Oxfordshire Diabetic Eye Screening Service (ODESS)

  • All patients with diabetes aged 12 years and over are screened yearly. Screening consists of taking images of the eye
  • Oxfordshire Diabetic Eye Screening Service (ODESS) coordinates the call/recall system
  • For all those registered with a GP unless they are ceased for clinical reasons or have expressed in writing a wish not to be involved in the programme
  • Patients being seen in ophthalmology for Glaucoma or Macular Degeneration should still attend for diabetic eye screening
  • Invitations are sent out followed by 2 reminder letters (the practice does not send out any letters)
  • Screening is carried out at the JR (1 of 16 contracted optometrists)
  • All images are assessed by ODESS. If further assessment is required ODESS refers the patient directly to ophthalmology department at the JR or Royal Berks
  • Both the patient and the GP will be sent the results by letter
  • Photographs taken during a routine eye sight test are NOT the same as Diabetic Retinopathy Screening
  • If you have any queries about the service please call 01865 321586

 

National Chlamydia Screening Programme (NCSP)

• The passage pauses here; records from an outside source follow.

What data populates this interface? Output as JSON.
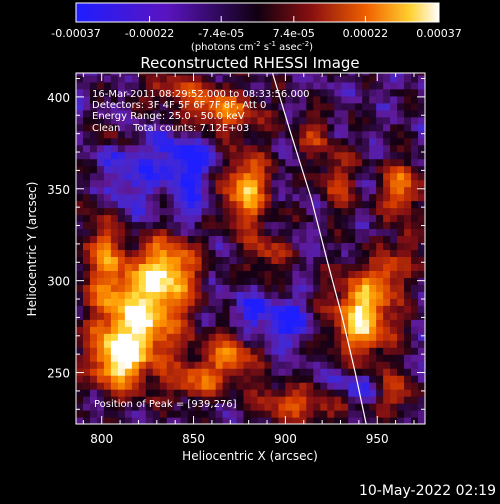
{
  "chart_data": {
    "type": "heatmap",
    "title": "Reconstructed RHESSI Image",
    "xlabel": "Heliocentric X (arcsec)",
    "ylabel": "Heliocentric Y (arcsec)",
    "xlim": [
      786,
      976
    ],
    "ylim": [
      222,
      413
    ],
    "x_ticks": [
      800,
      850,
      900,
      950
    ],
    "y_ticks": [
      250,
      300,
      350,
      400
    ],
    "colorbar": {
      "ticks": [
        "-0.00037",
        "-0.00022",
        "-7.4e-05",
        "7.4e-05",
        "0.00022",
        "0.00037"
      ],
      "range": [
        -0.00037,
        0.00037
      ],
      "units_main": "(photons cm",
      "units_exp1": "-2",
      "units_mid1": " s",
      "units_exp2": "-1",
      "units_mid2": " asec",
      "units_exp3": "-2",
      "units_end": ")"
    },
    "annotations": {
      "time_range": "16-Mar-2011 08:29:52.000 to 08:33:56.000",
      "detectors": "Detectors: 3F 4F 5F 6F 7F 8F, Att 0",
      "energy": "Energy Range: 25.0 - 50.0 keV",
      "clean": "Clean    Total counts: 7.12E+03",
      "peak": "Position of Peak = [939,276]"
    },
    "limb": [
      [
        893,
        413
      ],
      [
        903,
        380
      ],
      [
        914,
        345
      ],
      [
        923,
        310
      ],
      [
        931,
        280
      ],
      [
        938,
        250
      ],
      [
        944,
        222
      ]
    ],
    "blobs": [
      {
        "x": 822,
        "y": 283,
        "sx": 16,
        "sy": 22,
        "a": 1.0
      },
      {
        "x": 808,
        "y": 257,
        "sx": 10,
        "sy": 12,
        "a": 0.9
      },
      {
        "x": 838,
        "y": 307,
        "sx": 10,
        "sy": 12,
        "a": 0.7
      },
      {
        "x": 800,
        "y": 318,
        "sx": 8,
        "sy": 20,
        "a": 0.55
      },
      {
        "x": 870,
        "y": 258,
        "sx": 10,
        "sy": 10,
        "a": 0.7
      },
      {
        "x": 850,
        "y": 245,
        "sx": 9,
        "sy": 7,
        "a": 0.55
      },
      {
        "x": 878,
        "y": 350,
        "sx": 9,
        "sy": 14,
        "a": 0.9
      },
      {
        "x": 890,
        "y": 315,
        "sx": 8,
        "sy": 9,
        "a": 0.45
      },
      {
        "x": 865,
        "y": 392,
        "sx": 16,
        "sy": 9,
        "a": 0.65
      },
      {
        "x": 840,
        "y": 405,
        "sx": 14,
        "sy": 6,
        "a": 0.45
      },
      {
        "x": 928,
        "y": 355,
        "sx": 7,
        "sy": 12,
        "a": 0.5
      },
      {
        "x": 915,
        "y": 380,
        "sx": 7,
        "sy": 9,
        "a": 0.4
      },
      {
        "x": 942,
        "y": 282,
        "sx": 12,
        "sy": 16,
        "a": 1.05
      },
      {
        "x": 958,
        "y": 305,
        "sx": 7,
        "sy": 8,
        "a": 0.5
      },
      {
        "x": 963,
        "y": 350,
        "sx": 8,
        "sy": 11,
        "a": 0.7
      },
      {
        "x": 966,
        "y": 322,
        "sx": 5,
        "sy": 6,
        "a": 0.4
      },
      {
        "x": 915,
        "y": 232,
        "sx": 13,
        "sy": 7,
        "a": 0.5
      },
      {
        "x": 895,
        "y": 235,
        "sx": 10,
        "sy": 6,
        "a": 0.4
      },
      {
        "x": 960,
        "y": 240,
        "sx": 7,
        "sy": 8,
        "a": 0.5
      },
      {
        "x": 806,
        "y": 380,
        "sx": 5,
        "sy": 5,
        "a": 0.35
      },
      {
        "x": 850,
        "y": 340,
        "sx": 6,
        "sy": 6,
        "a": -0.35
      },
      {
        "x": 845,
        "y": 365,
        "sx": 12,
        "sy": 12,
        "a": -0.5
      },
      {
        "x": 812,
        "y": 352,
        "sx": 10,
        "sy": 16,
        "a": -0.35
      },
      {
        "x": 900,
        "y": 278,
        "sx": 9,
        "sy": 8,
        "a": -0.45
      },
      {
        "x": 935,
        "y": 243,
        "sx": 10,
        "sy": 6,
        "a": -0.35
      },
      {
        "x": 880,
        "y": 282,
        "sx": 8,
        "sy": 8,
        "a": -0.3
      }
    ]
  },
  "footer_date": "10-May-2022 02:19"
}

Are you 15—24? Have you been tested for the love bug?

1 in 14 young people are already infected with Chlamydia...

And most don’t know it! Ask reception for a test—It’s free and confidential.

For more information visit http://www.chlamydiascreening.nhs.uk/ or http://www.nhs.uk/Conditions/Chlamydia/Pages/Introduction.aspx

Chlamydia is one of the most common sexually transmitted infections (STIs) in the UK.

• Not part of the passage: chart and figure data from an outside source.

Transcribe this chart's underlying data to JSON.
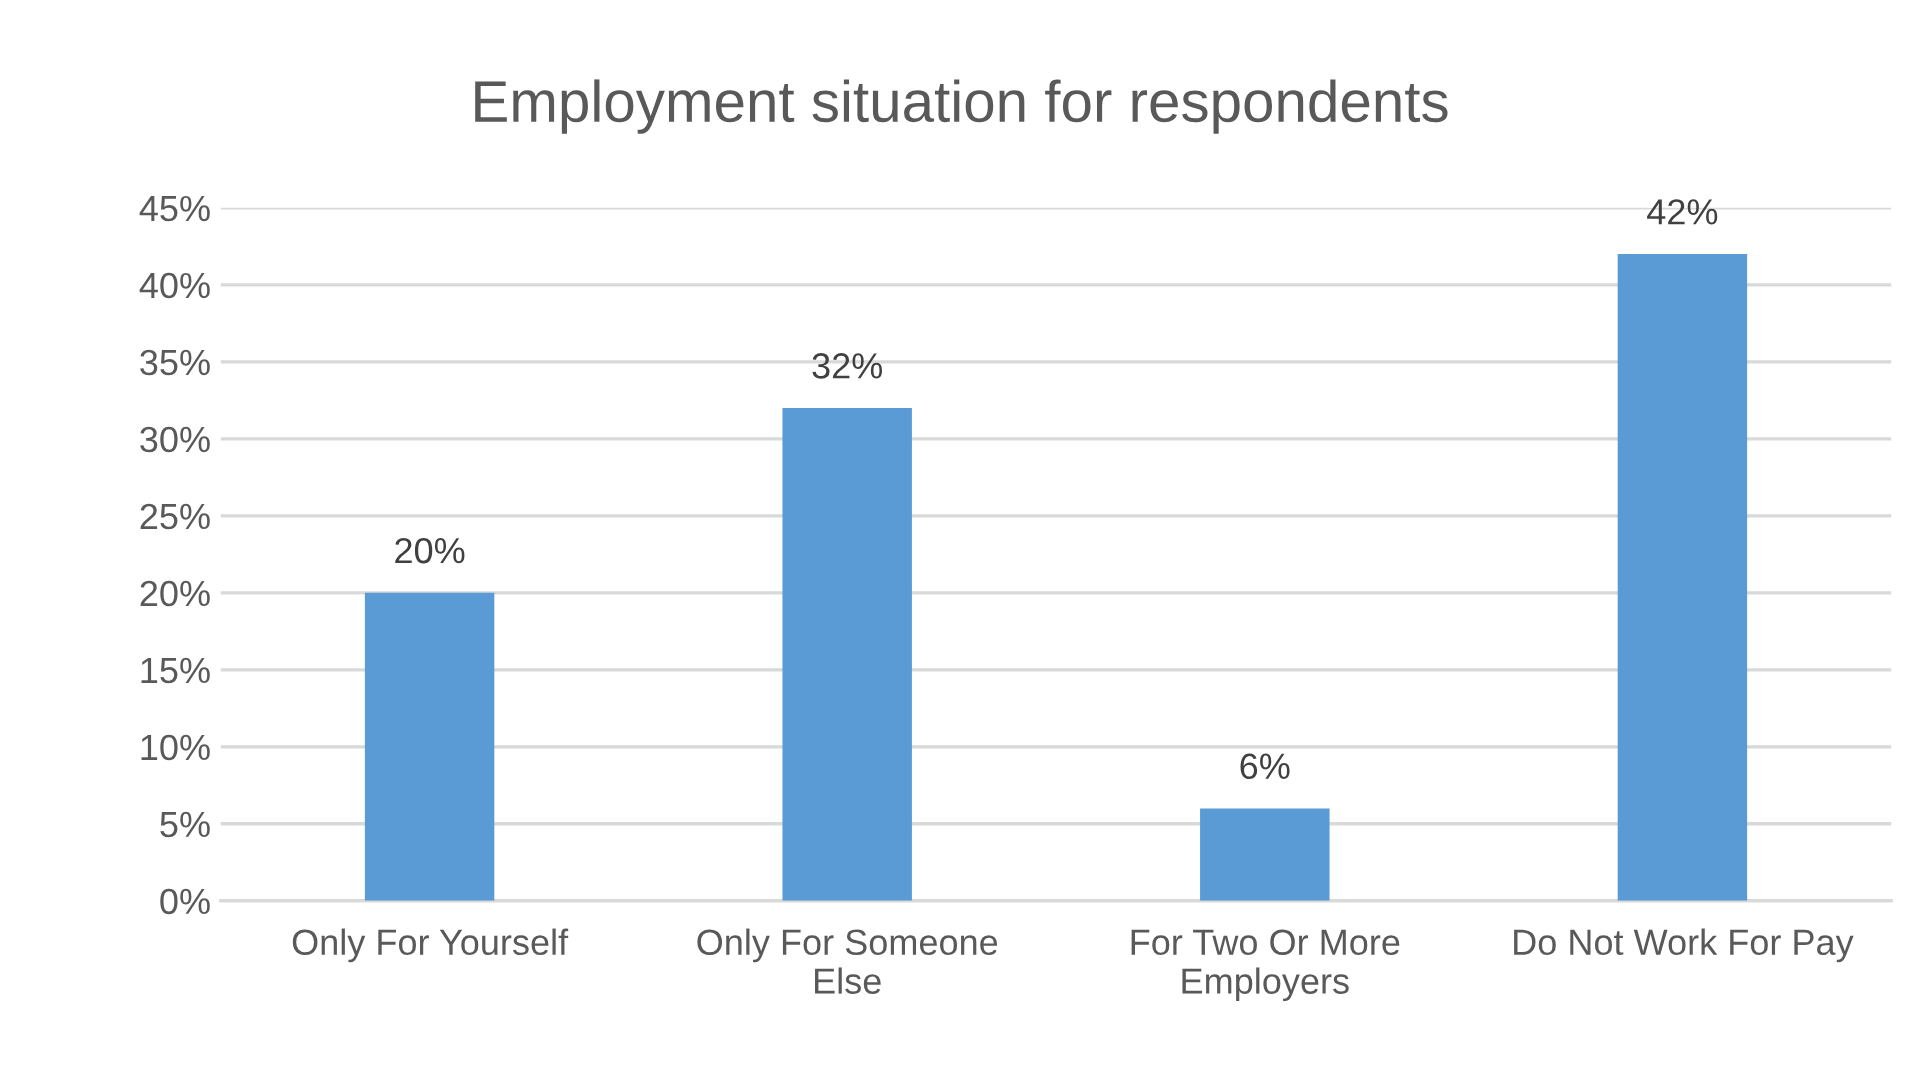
{
  "chart_data": {
    "type": "bar",
    "title": "Employment situation for respondents",
    "categories": [
      "Only For Yourself",
      "Only For Someone\nElse",
      "For Two Or More\nEmployers",
      "Do Not Work For Pay"
    ],
    "values": [
      20,
      32,
      6,
      42
    ],
    "color": "#5b9bd5",
    "value_labels": [
      "20%",
      "32%",
      "6%",
      "42%"
    ],
    "ylim": [
      0,
      45
    ],
    "yticks": [
      {
        "value": 0,
        "label": "0%"
      },
      {
        "value": 5,
        "label": "5%"
      },
      {
        "value": 10,
        "label": "10%"
      },
      {
        "value": 15,
        "label": "15%"
      },
      {
        "value": 20,
        "label": "20%"
      },
      {
        "value": 25,
        "label": "25%"
      },
      {
        "value": 30,
        "label": "30%"
      },
      {
        "value": 35,
        "label": "35%"
      },
      {
        "value": 40,
        "label": "40%"
      },
      {
        "value": 45,
        "label": "45%"
      }
    ],
    "grid": "y"
  }
}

It’s passed on from one person to another through unprotected sex (sex without a condom).

In 2012, 206,912 people tested positive for chlamydia in England. 64% of people diagnosed with chlamydia were under 25 years old.

Chlamydia symptoms

Most people who have chlamydia don’t notice any symptoms, and so don't know they have it. Research suggests that 50% of men and 70-80% of women don't get symptoms at all with a chlamydia infection. 

Symptoms of chlamydia could be pain when you urinate (pee), unusual discharge from the penis, vagina or rectum or, in women, bleeding between periods or after sex.

Getting tested for chlamydia

Testing for chlamydia is done with a urine test or a swab test. You don't always have to have a physical examination by a nurse or doctor.

Anyone can get a free and confidential chlamydia test at a sexual health clinic, a GUM (genitourinary medicine) clinic or a GP surgery.

Treating chlamydia

Chlamydia is easily treated with antibiotics. You may be given a single dose, or a longer course of antibiotics to take for a week.

If chlamydia isn’t treated, the infection can sometimes spread to other parts of your body and lead to serious long-term health problems such as pelvic inflammatory disease and infertility (not being able to have children).

The National Chlamydia Screening Programme

Chlamydia is most common in people under 25 years old, although people of any age can get it. If you are under 25, you can get a free, confidential chlamydia test under the National Chlamydia Screening Programme (NCSP).

Some NCSP areas may also send chlamydia testing kits to you through the post. You can request these online.